Leicester College - procurement cards, took cautious approach because of control concerns, borrowed procedures from reference site. Initial limit £300 per transaction, limited suppliers, piloted "friendly" cost centres. Now over 130 cards, usually technicians and administrators. Big change programme, some resistance, big emphasis on training one to one. Majority of transactions now on P cards. Real saving is time and effort in cost centres, redirect Purchase Ledger to other higher value added activities. Next steps to concentrate on areas with low P card use. Differential transaction limits for cost centres according to need.

Preston College - collaboration to aggregate a 200 PC order with other local colleges, combined demand over 1200 PCs led to a total £121k saving, plus improved specs.

West Notts College - vending machine contract costly and inefficient, changed model so that provider would not charge college, in provider's interest to keep machines new, full and clean etc. Saving £250k since 2005 including income benefits.
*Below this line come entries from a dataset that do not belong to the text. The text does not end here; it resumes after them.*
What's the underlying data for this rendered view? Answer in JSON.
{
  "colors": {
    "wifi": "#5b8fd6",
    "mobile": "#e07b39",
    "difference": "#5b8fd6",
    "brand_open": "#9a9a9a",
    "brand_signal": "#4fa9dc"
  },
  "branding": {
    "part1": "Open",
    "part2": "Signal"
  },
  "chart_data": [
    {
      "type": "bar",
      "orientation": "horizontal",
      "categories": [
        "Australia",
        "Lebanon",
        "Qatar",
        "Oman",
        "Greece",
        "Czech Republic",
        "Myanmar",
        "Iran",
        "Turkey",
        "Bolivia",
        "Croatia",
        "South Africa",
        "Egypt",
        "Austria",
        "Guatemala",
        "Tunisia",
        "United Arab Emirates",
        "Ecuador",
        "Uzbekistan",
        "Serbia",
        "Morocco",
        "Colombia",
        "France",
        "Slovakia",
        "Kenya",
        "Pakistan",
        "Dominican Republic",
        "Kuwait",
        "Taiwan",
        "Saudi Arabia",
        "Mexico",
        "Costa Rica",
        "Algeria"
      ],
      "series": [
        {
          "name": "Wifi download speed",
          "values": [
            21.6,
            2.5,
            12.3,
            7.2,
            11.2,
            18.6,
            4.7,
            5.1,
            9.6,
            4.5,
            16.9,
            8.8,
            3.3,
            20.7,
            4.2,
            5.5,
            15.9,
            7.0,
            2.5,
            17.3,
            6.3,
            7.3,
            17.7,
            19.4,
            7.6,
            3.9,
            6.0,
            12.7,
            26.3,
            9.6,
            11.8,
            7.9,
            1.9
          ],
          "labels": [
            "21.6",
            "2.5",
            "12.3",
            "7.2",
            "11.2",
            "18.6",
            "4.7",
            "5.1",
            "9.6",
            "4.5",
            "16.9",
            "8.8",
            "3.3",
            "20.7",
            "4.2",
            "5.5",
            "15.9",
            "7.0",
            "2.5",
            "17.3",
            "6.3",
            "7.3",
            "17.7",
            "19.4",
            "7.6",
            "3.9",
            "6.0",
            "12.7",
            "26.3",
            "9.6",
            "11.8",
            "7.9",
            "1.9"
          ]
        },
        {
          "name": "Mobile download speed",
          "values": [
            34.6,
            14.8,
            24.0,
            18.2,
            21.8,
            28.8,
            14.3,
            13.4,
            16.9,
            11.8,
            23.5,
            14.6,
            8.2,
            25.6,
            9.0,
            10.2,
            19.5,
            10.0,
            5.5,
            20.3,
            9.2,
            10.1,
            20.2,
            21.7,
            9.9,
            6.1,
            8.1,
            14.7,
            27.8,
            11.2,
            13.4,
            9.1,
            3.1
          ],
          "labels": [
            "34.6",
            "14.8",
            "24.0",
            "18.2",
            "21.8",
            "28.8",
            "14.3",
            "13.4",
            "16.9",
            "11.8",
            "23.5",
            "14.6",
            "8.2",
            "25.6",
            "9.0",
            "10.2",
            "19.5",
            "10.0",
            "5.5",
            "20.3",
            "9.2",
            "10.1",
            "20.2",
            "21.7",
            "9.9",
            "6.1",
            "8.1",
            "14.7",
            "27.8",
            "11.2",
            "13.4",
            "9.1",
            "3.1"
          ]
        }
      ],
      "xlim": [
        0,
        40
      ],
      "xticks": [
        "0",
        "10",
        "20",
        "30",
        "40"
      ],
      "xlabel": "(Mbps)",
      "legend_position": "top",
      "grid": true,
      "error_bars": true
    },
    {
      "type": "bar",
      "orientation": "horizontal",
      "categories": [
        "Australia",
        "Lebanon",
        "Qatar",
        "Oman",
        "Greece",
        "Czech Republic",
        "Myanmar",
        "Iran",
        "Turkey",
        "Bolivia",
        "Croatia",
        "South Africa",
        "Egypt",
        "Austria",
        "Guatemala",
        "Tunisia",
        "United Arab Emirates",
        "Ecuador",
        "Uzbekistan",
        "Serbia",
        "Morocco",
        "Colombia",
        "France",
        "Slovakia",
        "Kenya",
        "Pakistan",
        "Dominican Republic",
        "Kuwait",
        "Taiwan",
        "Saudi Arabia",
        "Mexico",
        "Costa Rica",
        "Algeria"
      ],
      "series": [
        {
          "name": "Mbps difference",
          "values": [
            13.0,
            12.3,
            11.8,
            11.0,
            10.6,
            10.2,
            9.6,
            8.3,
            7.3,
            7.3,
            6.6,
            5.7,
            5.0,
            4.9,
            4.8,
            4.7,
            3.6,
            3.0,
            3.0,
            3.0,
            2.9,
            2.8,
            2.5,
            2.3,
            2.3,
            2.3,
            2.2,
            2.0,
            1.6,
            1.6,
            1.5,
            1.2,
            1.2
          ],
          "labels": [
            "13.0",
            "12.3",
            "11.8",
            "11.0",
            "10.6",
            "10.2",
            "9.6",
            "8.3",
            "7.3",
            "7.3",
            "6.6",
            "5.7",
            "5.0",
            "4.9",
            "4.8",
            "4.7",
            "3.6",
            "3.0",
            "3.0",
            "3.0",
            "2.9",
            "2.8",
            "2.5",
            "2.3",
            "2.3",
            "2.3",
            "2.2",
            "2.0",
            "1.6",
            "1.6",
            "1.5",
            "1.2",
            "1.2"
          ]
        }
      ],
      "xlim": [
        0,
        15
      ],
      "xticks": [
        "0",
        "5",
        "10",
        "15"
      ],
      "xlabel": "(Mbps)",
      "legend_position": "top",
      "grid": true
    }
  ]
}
Stafford College - reverse e-auction for computer contract, saving £100K (22%) over 4 years.

Lambeth College - e-auction saved 40% on furniture for new build

Westminster Kingsway College - set up procurement team using e-procurement system (Sprinter Purchasing Manager from Bottom Line) with workflow plus outsourced invoice scanning system plus invoice data capture direct into accounts package. Automates invoice/PO matching for approval and payment, encourages staff to use the system. Need to make the right thing the easiest to do. Effectively created a purchasing team for free as the Purchase Ledger team was redeployed.

Loughborough College - move to plumbed in water coolers (not bottles) saves £14k a year plus environmental benefits. [EHWLC are moving to these]

Walsall College - negotiated with C&G re exam fees by committing to higher volumes in exchange for lower costs.

[Just realised there's a booklet at the back of the room with some of these examples, still, good typing practice for me...]

[I now have a couple of copies of the leaflet, available electronically at www.felp.ac.uk]

1 comments:

Martin King said...

I totally agree with he way big savings can be made from many small savings and changes.

Lots of savings from old styles of operation - reductions in paper based systems (post, printing).

Wondering if financial savings are tightly connected with environmental savings too - 2 birds 1 stone (a savign there too).

Thin clients

Trouble is they need thick backends. We are moving to the generation beyond traditional thin clients - cloud computing - thereby reducing our server count and so far free services GOOG ed apps only costs for > 1400 seats but then BANG 1401 x £30 but saves on servers, electricity (power and cooling), software licensing.

Aggregated purchasing - this can be like hurding cats - maybe just worse in London.